We know that nothing in this life can last forever—least of all this life—but we put things off for later. When? Later… y’know, when there will be more time for it. But the future by definition never holds more time for us, only less.

How much less?

We don’t know.

We never know.

And the thing of it is, even if we learn the lesson and take it to heart, we can’t avoid time’s trap. There are times when you have to make the gamble that the future will hold time enough, because even though you don’t know if it will or not, you know that the present doesn’t. No matter how many days you seize there will be plans that have to be put off and dreams that have to be deferred and processes that take time, no matter how slow and painful they may be.

All we really can do is weigh the time that we have, not knowing how much we have but knowing that it can’t be infinite, and make the best decisions we can about how to spend it.
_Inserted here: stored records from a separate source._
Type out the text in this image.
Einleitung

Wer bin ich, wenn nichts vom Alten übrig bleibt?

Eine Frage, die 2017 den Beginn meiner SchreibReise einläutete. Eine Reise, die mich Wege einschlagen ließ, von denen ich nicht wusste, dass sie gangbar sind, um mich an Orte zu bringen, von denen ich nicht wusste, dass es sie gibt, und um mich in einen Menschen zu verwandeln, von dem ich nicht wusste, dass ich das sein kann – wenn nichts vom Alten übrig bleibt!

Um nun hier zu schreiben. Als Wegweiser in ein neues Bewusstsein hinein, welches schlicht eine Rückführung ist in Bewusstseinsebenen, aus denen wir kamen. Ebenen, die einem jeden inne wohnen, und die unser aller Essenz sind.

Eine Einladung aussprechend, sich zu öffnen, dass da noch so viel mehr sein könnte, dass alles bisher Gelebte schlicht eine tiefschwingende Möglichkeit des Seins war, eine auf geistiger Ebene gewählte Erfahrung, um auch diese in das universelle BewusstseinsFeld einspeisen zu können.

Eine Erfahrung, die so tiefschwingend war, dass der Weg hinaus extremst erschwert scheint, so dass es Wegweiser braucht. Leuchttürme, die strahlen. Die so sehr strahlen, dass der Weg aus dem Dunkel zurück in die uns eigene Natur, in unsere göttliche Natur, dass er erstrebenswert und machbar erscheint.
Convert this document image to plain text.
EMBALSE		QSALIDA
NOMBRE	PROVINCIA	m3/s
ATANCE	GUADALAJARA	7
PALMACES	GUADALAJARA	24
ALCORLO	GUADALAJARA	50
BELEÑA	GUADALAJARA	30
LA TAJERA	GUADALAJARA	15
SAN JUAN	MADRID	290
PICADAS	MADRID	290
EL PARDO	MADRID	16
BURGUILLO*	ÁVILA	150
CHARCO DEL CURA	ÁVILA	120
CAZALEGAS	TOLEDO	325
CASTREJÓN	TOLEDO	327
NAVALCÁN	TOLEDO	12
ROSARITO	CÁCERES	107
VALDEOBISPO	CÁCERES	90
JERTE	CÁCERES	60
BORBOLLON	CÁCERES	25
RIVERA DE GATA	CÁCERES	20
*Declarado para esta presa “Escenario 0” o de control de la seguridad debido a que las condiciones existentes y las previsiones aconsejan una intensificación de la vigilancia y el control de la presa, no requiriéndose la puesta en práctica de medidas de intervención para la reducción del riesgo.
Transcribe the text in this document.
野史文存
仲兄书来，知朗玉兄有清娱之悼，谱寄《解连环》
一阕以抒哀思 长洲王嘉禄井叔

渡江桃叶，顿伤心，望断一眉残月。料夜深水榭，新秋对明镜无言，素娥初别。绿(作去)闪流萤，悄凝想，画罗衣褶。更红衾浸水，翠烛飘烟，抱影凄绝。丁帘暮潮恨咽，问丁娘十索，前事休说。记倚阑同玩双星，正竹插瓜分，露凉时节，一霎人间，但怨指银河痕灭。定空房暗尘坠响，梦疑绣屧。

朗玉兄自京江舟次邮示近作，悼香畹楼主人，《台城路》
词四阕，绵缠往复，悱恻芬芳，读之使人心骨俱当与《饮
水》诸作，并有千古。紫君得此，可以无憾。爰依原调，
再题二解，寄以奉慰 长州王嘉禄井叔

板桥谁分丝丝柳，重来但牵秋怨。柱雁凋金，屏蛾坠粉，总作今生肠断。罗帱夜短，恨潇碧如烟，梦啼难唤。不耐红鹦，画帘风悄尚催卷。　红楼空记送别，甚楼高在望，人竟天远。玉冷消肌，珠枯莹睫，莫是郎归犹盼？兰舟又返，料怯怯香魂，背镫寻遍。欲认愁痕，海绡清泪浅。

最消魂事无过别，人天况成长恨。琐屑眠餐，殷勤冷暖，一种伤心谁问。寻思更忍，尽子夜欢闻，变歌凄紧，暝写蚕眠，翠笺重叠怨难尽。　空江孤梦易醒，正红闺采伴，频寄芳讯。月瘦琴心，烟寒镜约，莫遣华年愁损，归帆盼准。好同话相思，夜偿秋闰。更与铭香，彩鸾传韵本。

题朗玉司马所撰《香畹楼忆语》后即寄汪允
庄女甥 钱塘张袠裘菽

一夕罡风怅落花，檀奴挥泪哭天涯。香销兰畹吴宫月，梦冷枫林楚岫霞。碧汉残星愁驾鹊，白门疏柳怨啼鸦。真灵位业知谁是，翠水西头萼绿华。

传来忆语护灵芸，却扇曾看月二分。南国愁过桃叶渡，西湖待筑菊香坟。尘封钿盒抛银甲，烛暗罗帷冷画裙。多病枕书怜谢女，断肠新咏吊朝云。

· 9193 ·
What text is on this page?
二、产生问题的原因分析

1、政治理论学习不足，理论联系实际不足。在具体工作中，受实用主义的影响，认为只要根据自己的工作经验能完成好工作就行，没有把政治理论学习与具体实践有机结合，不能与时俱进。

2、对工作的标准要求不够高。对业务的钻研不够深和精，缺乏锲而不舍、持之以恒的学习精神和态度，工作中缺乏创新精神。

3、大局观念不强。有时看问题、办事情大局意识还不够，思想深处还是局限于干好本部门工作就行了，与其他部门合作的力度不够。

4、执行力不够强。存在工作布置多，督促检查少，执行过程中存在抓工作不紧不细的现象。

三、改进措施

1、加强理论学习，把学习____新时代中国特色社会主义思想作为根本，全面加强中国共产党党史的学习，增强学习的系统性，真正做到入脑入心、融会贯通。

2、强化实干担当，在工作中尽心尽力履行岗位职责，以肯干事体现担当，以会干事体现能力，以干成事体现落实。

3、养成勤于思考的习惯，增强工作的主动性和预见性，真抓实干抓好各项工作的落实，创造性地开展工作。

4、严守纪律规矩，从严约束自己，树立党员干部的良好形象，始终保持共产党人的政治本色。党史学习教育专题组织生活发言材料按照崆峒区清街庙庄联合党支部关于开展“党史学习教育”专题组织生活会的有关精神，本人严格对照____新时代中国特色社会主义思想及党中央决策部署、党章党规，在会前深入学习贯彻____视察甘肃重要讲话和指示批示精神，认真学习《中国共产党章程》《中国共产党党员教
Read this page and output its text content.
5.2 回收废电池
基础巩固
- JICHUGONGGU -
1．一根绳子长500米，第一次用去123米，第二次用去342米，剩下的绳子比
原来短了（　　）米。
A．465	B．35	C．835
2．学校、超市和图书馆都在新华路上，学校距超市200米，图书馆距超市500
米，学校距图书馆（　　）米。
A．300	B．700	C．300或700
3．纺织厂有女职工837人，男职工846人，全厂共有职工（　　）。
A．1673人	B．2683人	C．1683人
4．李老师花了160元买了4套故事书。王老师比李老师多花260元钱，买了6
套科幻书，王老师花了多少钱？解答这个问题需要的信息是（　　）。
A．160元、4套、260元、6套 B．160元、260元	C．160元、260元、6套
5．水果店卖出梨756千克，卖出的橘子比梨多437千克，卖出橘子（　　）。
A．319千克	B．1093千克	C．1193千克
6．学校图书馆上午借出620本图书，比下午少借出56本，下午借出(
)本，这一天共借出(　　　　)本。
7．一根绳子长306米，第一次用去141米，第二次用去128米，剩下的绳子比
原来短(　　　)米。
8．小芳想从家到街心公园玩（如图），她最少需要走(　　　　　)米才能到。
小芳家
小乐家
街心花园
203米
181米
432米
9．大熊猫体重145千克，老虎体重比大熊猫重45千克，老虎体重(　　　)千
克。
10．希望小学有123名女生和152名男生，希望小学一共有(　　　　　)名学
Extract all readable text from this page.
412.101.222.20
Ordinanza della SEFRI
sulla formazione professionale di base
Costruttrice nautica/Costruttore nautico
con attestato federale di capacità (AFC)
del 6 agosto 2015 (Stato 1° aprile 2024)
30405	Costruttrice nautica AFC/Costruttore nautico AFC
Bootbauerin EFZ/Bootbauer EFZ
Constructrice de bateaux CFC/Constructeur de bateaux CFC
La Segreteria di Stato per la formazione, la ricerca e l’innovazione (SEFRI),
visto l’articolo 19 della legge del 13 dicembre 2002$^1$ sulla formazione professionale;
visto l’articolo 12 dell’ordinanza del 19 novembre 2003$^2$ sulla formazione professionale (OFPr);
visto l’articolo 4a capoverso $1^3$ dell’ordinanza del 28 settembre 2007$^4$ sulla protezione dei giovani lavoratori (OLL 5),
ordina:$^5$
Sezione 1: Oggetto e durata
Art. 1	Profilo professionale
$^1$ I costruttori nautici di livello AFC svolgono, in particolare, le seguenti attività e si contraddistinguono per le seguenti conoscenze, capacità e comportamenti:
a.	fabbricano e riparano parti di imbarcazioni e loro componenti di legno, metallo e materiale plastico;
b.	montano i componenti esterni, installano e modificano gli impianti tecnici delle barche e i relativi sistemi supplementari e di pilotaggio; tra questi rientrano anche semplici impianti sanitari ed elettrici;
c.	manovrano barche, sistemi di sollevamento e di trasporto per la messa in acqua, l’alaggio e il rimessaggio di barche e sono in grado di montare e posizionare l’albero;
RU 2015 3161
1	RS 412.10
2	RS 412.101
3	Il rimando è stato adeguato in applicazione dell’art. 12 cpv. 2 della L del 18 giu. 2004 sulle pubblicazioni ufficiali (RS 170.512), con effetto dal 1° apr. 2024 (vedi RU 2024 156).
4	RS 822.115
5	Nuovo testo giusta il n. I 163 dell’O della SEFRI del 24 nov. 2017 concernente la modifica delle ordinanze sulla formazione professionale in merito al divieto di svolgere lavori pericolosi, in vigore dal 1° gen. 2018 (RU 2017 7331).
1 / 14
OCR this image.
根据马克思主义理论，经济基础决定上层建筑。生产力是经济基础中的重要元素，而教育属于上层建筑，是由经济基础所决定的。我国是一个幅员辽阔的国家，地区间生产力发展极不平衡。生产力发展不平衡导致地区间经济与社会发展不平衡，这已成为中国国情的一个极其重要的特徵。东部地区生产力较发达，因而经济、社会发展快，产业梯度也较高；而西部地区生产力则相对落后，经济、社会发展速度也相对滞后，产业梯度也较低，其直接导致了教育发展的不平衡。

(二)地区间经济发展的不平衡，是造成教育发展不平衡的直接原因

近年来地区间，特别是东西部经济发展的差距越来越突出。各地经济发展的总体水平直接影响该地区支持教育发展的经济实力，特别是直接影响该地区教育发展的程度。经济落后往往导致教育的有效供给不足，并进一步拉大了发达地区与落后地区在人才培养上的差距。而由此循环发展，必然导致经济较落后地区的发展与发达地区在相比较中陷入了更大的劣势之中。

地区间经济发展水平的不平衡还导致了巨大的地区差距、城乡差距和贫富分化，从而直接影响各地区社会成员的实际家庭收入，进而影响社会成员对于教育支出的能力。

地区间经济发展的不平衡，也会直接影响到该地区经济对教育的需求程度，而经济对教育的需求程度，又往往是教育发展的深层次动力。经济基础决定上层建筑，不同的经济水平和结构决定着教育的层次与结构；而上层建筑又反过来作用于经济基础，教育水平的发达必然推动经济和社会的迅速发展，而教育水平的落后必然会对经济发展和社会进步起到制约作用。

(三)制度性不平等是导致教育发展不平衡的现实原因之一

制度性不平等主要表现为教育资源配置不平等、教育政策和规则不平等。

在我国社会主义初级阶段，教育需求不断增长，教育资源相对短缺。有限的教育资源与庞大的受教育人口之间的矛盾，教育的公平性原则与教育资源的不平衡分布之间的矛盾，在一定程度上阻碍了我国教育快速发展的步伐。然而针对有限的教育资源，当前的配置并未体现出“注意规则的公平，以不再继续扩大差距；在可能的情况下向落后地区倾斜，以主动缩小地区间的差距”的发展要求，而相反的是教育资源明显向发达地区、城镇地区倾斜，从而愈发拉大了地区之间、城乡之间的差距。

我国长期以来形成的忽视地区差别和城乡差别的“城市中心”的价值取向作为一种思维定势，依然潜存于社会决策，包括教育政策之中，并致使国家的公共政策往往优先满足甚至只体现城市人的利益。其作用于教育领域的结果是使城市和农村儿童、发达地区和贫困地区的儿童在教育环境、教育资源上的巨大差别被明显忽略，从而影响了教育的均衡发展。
When I wrote this, I was thinking about all the things in my life that I had put off or put on hold over what was basically the preceding decade, but especially the five years leading up to my move. That kind of thing is a hard habit to break. I’m posting this again because I felt the need to re-read it today, as a sort of motivational booster shot.

I was surprised to see that I wrote it in April of last year. In my head, I’d written this post in response to Dorian’s death in September, since was the time when I most acutely felt how much time had passed me by while I was basically marking time. But here I was, making that same observation almost half a year before.

Like I said: it’s a hard habit to break.